Já Pedro Rita, considera que seria importante o plano fomentar a distinção entre a atividade de jornalistas e de outros trabalhadores no espaço informativo, como os que produzem conteúdos para as redes sociais e os comentadores. De resto, considerou que o plano "é bastante vago" em medidas que apoiem os jornalistas, sem o Governo elaborar como é que pretende combater a precariedade que asola a classe.
Quanto ao financiamento dos media, Pedro Delgado Alves desmistificou a ideia de que o apoio do Estado vem "contaminar" o serviço público. Sem esse papel, “só quem tem capacidade económica é que irá produzir a informação que lhe interessa”, alerta.
Apoiar e garantir independência ao mesmo tempo
O quadro atual, baseado na publicidade, é de "falência", observa Pedro Rita. O investigador concordou, por isso, com a intervenção do Estado, mas por via de “um meio de sistema equilibrado" que não faça dos órgãos financiados "a sua extensão mediática" e que, ao mesmo tempo, "reconheça lugares diferentes para a produção pública de informação e atividade privada”.
Telmo Gonçalves escusou-se de se pronunciar sobre as medidas do plano por estarem a ser analisadas por instrumentos legais, mas mostrou estar de acordo com a importância do financiamento do serviço público. “Não se deve ter medo dos incentivos à comunicação social. Há muitos mecanismos e formas muito já experimentadas para se conseguir proteger a liberdade de imprensa e a independência do jornalismo. E de, simultaneamente, o Estado cumprir uma função de manter a liberdade de imprensa e manter as suas sociedades pluralistas, algo fundamental numa democracia", salientou.
Subida de regimes autoritários gera menos segurança
A mesa redonda foi aberta com a contextualização do estado da liberdade de imprensa no mundo, que está a descer ao nível dos anos 80 com a subida de autocracias. Em 2023, 71% da população mundial vivia sobre a governança desses regimes, quando há 30 anos este valor chegava a metade, notou Ruth Kronenburg, diretora-executiva da Free Press Unlimited.

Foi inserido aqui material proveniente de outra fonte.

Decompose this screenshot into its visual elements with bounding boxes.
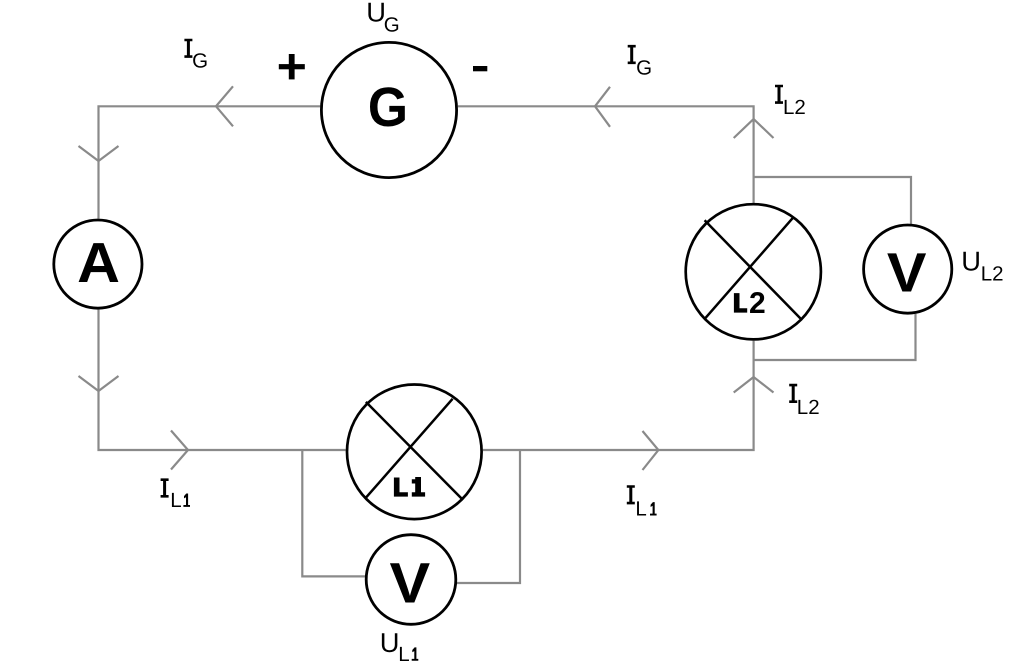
svg-text:U: U — [380, 627, 400, 658]
arrow I_L1 left (pointing right) — [171, 431, 188, 470]
arrow left wire upper (pointing down) — [79, 146, 119, 161]
svg-text:L2: L2 — [783, 96, 806, 119]
lamp L1 cross — [366, 399, 462, 499]
arrow left wire lower (pointing down) — [79, 376, 119, 391]
arrow I_L2 bottom (pointing up) — [734, 377, 774, 393]
voltmeter V2 circle — [864, 225, 952, 313]
svg-text:G: G — [636, 56, 652, 79]
arrow I_G top-right (pointing left) — [595, 87, 610, 127]
label I_G left — [184, 39, 208, 73]
svg-text:L: L — [635, 498, 646, 521]
label I_L1 left — [161, 478, 190, 512]
svg-text:2: 2 — [749, 287, 766, 320]
svg-text:G: G — [368, 76, 408, 138]
svg-text:G: G — [384, 13, 400, 36]
svg-text:L: L — [398, 643, 409, 663]
lamp L2 circle — [686, 204, 821, 339]
svg-text:G: G — [192, 50, 208, 73]
svg-text:L2: L2 — [797, 396, 820, 419]
wire L2 bottom stub — [752, 341, 754, 361]
svg-text:U: U — [961, 246, 981, 277]
label I_L2 top right — [775, 85, 806, 119]
wire top-left + left vertical upper — [99, 106, 321, 218]
arrow I_L1 right (pointing right) — [643, 431, 659, 470]
arrow I_G top-left (pointing left) — [216, 86, 233, 126]
label I_L2 bottom right — [789, 384, 819, 419]
label U_L2 — [961, 246, 1003, 286]
generator G circle — [321, 42, 456, 177]
plus sign — [279, 54, 305, 79]
minus sign — [473, 66, 487, 71]
lamp L2 label — [734, 293, 747, 313]
svg-text:L2: L2 — [981, 262, 1004, 285]
wire bottom-right horizontal + right vertical lower — [483, 360, 754, 450]
label U_G — [366, 0, 399, 36]
wire branch L2 bottom to voltmeter V2 — [754, 314, 916, 360]
label I_G right — [628, 45, 652, 80]
wire branch L1 right to voltmeter V1 — [457, 449, 520, 583]
wire left vertical lower + bottom-left horizontal — [99, 310, 346, 450]
label I_L1 right — [627, 485, 657, 520]
wire branch L2 top to voltmeter V2 — [754, 177, 911, 224]
arrow I_L2 top (pointing up) — [734, 119, 774, 138]
wire branch L1 left to voltmeter V1 — [302, 449, 365, 576]
lamp L2 cross — [704, 218, 800, 320]
svg-text:L: L — [170, 489, 181, 512]
voltmeter V1 circle — [366, 535, 456, 625]
svg-text:V: V — [390, 551, 431, 615]
svg-text:V: V — [887, 241, 927, 303]
wire top-right horizontal + right vertical upper — [458, 106, 754, 203]
lamp L1 circle — [347, 385, 482, 520]
label U_L1 — [380, 627, 419, 663]
ammeter A circle — [54, 220, 142, 308]
lamp L1 label — [394, 478, 408, 497]
svg-text:A: A — [77, 231, 120, 294]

“Sem informação, é impossível fazer decisões, especialmente em tempos de conflito, mas para isso é preciso garantir primeiro a segurança dos jornalistas”, alertou a investigadora, que apresentou um dado sobre a falta de segurança de jornalistas nos Países Baixos. Os casos de agressões verbais, ameaças, intimidação, partilha de dados pessoais de jornalistas, bem como agressões físicas estão a aumentar. Mas também de detenções durante a cobertura de ações e manifestações
E em Portugal, qual é a situação? Embora ocupe o 7.º lugar em 180 países no ranking da liberdade de imprensa deste ano, mas os jornalistas portugueses estão expostos a um conjunto de desafios económicos, jurídicos e de segurança. Mas também por uma crescente autocensura e ameaças verbais e intimidações no digital, em linha com o crescimento da extrema direita em Portugal, sublinha Sofia Branco, presidente da Associação Literacia Para os Media, moderadora da discussão.

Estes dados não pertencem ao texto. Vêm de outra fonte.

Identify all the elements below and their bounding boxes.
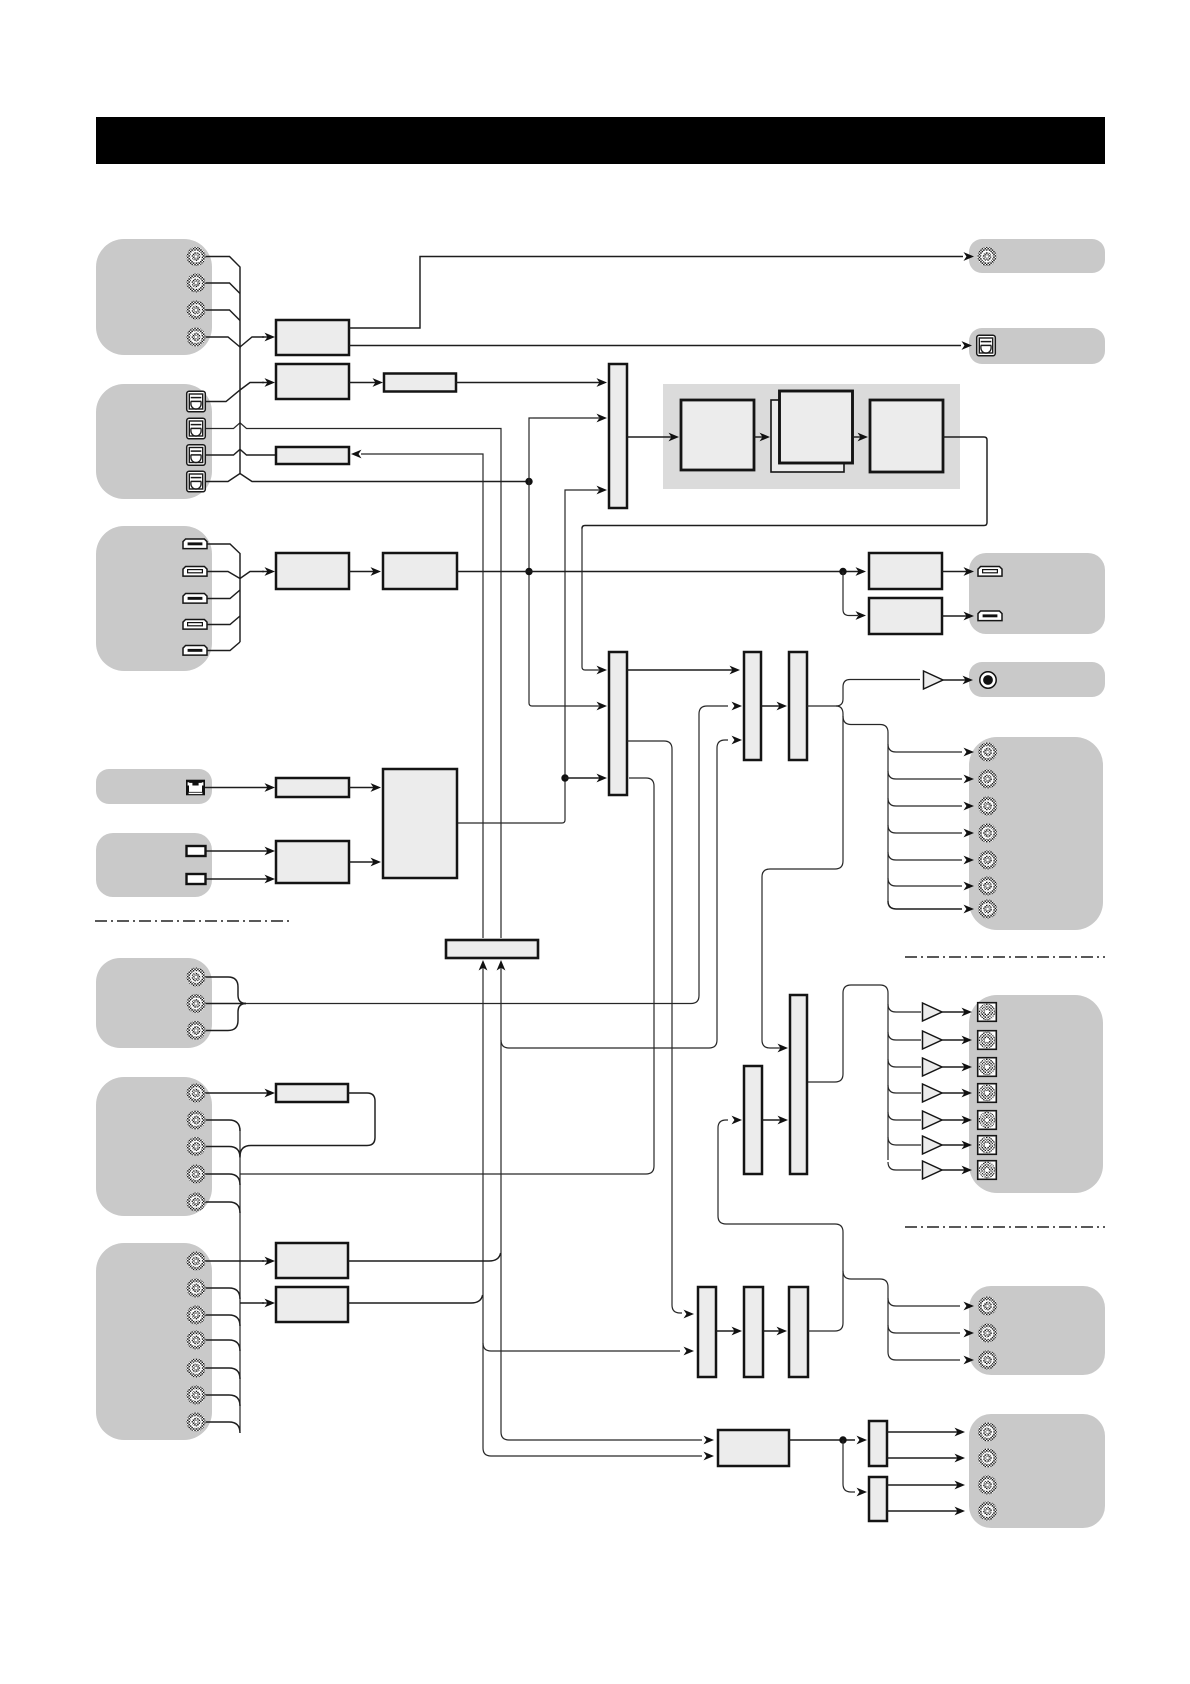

A sessão foi aberta pelo diretor-executivo do CoLABOR, João Vasco Lopes e Teresa Ribeiro, ex-representante para a Liberdade dos Media da Organização e Segurança e Cooperação Europeia (OSCE RFoM), que sublinharam o papel do jornalismo no reforço do estado de direito e para uma boa governança. Alertando, tal como os convidados de painel, que as ameaças aos jornalistas e a precariedade têm impactos negativos na qualidade informativa.

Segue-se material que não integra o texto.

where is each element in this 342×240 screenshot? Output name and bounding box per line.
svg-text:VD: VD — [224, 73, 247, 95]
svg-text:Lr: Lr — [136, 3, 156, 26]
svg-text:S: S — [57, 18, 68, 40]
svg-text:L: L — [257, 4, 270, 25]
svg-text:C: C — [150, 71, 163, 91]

“É preciso mostrar que a liberdade dos media é um elemento constitutivo dos media e não é uma ameaça à segurança”, resumiu Teresa Ribeiro, defendendo que se deve combater este desafio em várias frentes, além do financiamento. Desde logo através de um “serviço público robusto”.
O evento conta com o alto patrocínio do presidente da República e o apoio do Sindicato dos Jornalistas e deverá ser encerrado pelo secretário de Estado Adjunto e dos Assuntos Parlamentares.